3.1.......Practice plotting the average spectrum. (page Exercises)
3.2.......Play with the accumulative variance.     (page Exercises)
3.3.......Plot the loadings.                                 (page Exercises)
3.4.......Plot combinations of score Maps            (page Exercises)

¡And enjoy Chemometrics with R!

23 mar 2017

Tutorials with Resemble (part 2)

If you have practise with the post : Tutorials with Resemble (part 1) , you can continue adding more script following the recomendations of the Resemble Package. This time we can add another math treatment to the previous one of the SG filter.

Once applied the "sg" function, we can calculate the first derivative to define better he variance in the spectra. The Resemble Manual show us how to convert the spectra to a first derivative using differences. We can do it for the calibration and the validation sets:

der.Xr <- t(diff(t(Xr), lag = 1, differences = 1))

der.Xu <- t(diff(t(Xu), lag = 1, differences = 1))

In this case we lose a data point on the left of the spectra so we have to define the wavelengths to see the plot of the first derivative.

wavelength_der<-seq(1112,2488,by=2)

matplot(wavelength_der,t(der.Xr),type="l",col="black",
xlab="Wavelength(nm)",ylab="Absorbance")

and we get this plot:

Practise doing the same for the validation set Xu and overplotting the spectra with the training set Xr.

Do you see significant differences?

Enjoy using Chemometrics with R.

22 mar 2017

Win ISI and ISI Scan 4.10 available (Windows 10 compatible)

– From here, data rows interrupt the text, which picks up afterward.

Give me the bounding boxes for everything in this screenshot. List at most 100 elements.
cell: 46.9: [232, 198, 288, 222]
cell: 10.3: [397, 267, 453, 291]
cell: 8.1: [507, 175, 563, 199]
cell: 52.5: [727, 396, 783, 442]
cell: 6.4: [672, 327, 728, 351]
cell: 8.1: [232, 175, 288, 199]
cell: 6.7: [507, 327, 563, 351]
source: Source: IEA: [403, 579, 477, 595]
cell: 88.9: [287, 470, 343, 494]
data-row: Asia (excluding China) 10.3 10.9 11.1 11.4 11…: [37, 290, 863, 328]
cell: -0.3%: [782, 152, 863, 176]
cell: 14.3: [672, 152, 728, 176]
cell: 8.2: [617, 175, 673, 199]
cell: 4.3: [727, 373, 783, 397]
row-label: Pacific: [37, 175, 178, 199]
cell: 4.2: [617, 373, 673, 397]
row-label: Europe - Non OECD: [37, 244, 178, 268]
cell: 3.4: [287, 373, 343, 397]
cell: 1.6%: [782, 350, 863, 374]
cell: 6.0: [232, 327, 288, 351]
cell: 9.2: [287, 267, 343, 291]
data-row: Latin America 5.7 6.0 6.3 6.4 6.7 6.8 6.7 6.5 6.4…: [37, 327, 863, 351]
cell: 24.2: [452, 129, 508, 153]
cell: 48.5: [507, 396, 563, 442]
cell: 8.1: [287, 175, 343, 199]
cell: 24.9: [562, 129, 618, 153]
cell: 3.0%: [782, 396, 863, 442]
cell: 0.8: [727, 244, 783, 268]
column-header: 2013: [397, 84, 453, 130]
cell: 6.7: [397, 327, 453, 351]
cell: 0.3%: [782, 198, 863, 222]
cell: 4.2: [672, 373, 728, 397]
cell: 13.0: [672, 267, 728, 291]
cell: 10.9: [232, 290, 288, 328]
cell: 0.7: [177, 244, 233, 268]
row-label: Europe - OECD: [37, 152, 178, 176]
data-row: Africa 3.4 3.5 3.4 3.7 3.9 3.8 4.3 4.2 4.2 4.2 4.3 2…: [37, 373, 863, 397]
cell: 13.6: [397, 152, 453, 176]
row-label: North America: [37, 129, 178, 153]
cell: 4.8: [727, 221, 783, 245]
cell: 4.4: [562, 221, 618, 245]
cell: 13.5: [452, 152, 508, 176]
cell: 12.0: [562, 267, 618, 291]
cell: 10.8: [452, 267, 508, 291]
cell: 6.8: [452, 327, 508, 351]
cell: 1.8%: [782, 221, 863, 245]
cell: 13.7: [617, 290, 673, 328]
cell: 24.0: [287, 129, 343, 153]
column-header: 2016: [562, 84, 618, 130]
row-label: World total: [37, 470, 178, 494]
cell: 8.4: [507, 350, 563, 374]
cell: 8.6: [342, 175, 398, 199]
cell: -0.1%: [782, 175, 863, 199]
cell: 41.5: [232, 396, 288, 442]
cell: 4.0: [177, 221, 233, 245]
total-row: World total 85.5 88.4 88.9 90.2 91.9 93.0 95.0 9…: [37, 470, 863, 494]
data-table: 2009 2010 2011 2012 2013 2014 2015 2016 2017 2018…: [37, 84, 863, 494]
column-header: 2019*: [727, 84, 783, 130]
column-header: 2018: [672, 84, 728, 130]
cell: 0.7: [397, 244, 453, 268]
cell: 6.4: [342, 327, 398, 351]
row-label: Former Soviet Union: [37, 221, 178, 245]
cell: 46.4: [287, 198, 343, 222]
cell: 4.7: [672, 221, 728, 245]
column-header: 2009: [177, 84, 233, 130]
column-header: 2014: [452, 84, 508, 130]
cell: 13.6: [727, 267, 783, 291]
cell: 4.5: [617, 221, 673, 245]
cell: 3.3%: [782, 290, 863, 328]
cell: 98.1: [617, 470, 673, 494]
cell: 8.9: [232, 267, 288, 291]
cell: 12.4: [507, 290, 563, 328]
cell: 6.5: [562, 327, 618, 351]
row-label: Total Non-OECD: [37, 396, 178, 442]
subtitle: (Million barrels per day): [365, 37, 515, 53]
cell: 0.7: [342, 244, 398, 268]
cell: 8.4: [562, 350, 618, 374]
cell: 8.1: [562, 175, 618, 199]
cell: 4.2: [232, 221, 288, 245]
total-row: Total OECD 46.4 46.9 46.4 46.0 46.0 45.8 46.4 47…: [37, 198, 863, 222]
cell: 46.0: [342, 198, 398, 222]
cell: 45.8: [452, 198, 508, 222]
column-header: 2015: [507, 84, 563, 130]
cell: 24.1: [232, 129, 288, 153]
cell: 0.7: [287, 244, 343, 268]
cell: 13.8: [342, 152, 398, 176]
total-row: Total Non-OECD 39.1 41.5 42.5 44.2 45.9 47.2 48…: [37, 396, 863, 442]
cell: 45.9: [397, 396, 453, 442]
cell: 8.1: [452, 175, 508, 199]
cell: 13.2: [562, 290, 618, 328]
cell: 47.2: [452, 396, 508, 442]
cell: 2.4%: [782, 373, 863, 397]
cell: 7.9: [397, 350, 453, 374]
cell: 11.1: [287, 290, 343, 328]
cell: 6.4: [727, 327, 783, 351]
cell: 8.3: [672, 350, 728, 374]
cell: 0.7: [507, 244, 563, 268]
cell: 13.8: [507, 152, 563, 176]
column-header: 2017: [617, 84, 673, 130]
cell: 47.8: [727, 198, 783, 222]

Go to http://www.winisi.com and download it from the Download section

20 mar 2017

Tutorials with Resemble (part 1)

I see that some of you are interested in the package "Resemble", so I´m going to re-writte some of the post with this package, so we can understand better the LOCAL concept we have been treating with Win ISI.

The examples use the NIRsoil data that we can get from the package "prospectr".
require(prospectr)data(NIRsoil)
If we can plot the raw spectra, ..., just writte this script
wavelength<-seq(1100,2498,by=2)
matplot(wavelength,t(NIRsoil$spc),type="l",col="blue",
        xlab="Wavelength(nm)",ylab="Absorbance",ylim=c(0,1))
In the Resemble manual recomends to apply a SG filter without derivatives to smooth the spectra, so in this case we proceed as the manual:
sg <- savitzkyGolay(NIRsoil$spc, p = 3, w = 11, m = 0)
NIRsoil$spc <- sg
Now the spectra is truncated in both sides, so we have to create:
wavelength_sg<-seq(1110,2488,by=2)
and we can plot the spectra filtered:
matplot(wavelength_sg,t(NIRsoil$spc ),type="l",col="black",
        xlab="Wavelength(nm)",ylab="Absorbance",ylim=c(0,1))
You won´t see too much difference with the raw spectra.

Now we split the data into a training (Xr , Yr) set and a validation set (Xu, Yu)
       #VALIDATION
Xu <- NIRsoil$spc[!as.logical(NIRsoil$train),]
Yu <- NIRsoil$CEC[!as.logical(NIRsoil$train)]
    #TRAINING
Xr <- NIRsoil$spc[as.logical(NIRsoil$train),]
Yr <- NIRsoil$CEC[as.logical(NIRsoil$train)]
and we take out the data without reference values form both sets:
Xu <- Xu[!is.na(Yu),]
Xr <- Xr[!is.na(Yr),]
Yu <- Yu[!is.na(Yu)]
Yr <- Yr[!is.na(Yr)]

Practise making plots again of the spectra of the diferent sets. Overlap training and validation sets with different colors,....., and enjoy using R for chemometrics.

6 mar 2017

Neighborhood Mahalanobis distance matrix

Working with the chemometric packages in R help us to understand other chemometric commercial software’s better.

In Resemble we can use the function fDiss to get a matrix of distances between all the samples in a spectra data set, so we get a square and diagonal matrix with zeroes in the diagonal, because the distance between a sample and itself in the PCA space is cero. This way we can see redundant information and remove it from the spectra set. Finally we can get a well distributed cloud of samples and the average spectrum is more representative to all of them.

Here I just trim the matrix in order to see how close the first 10 samples spectra are between them.
The spectra used was the NIRsoil data from R.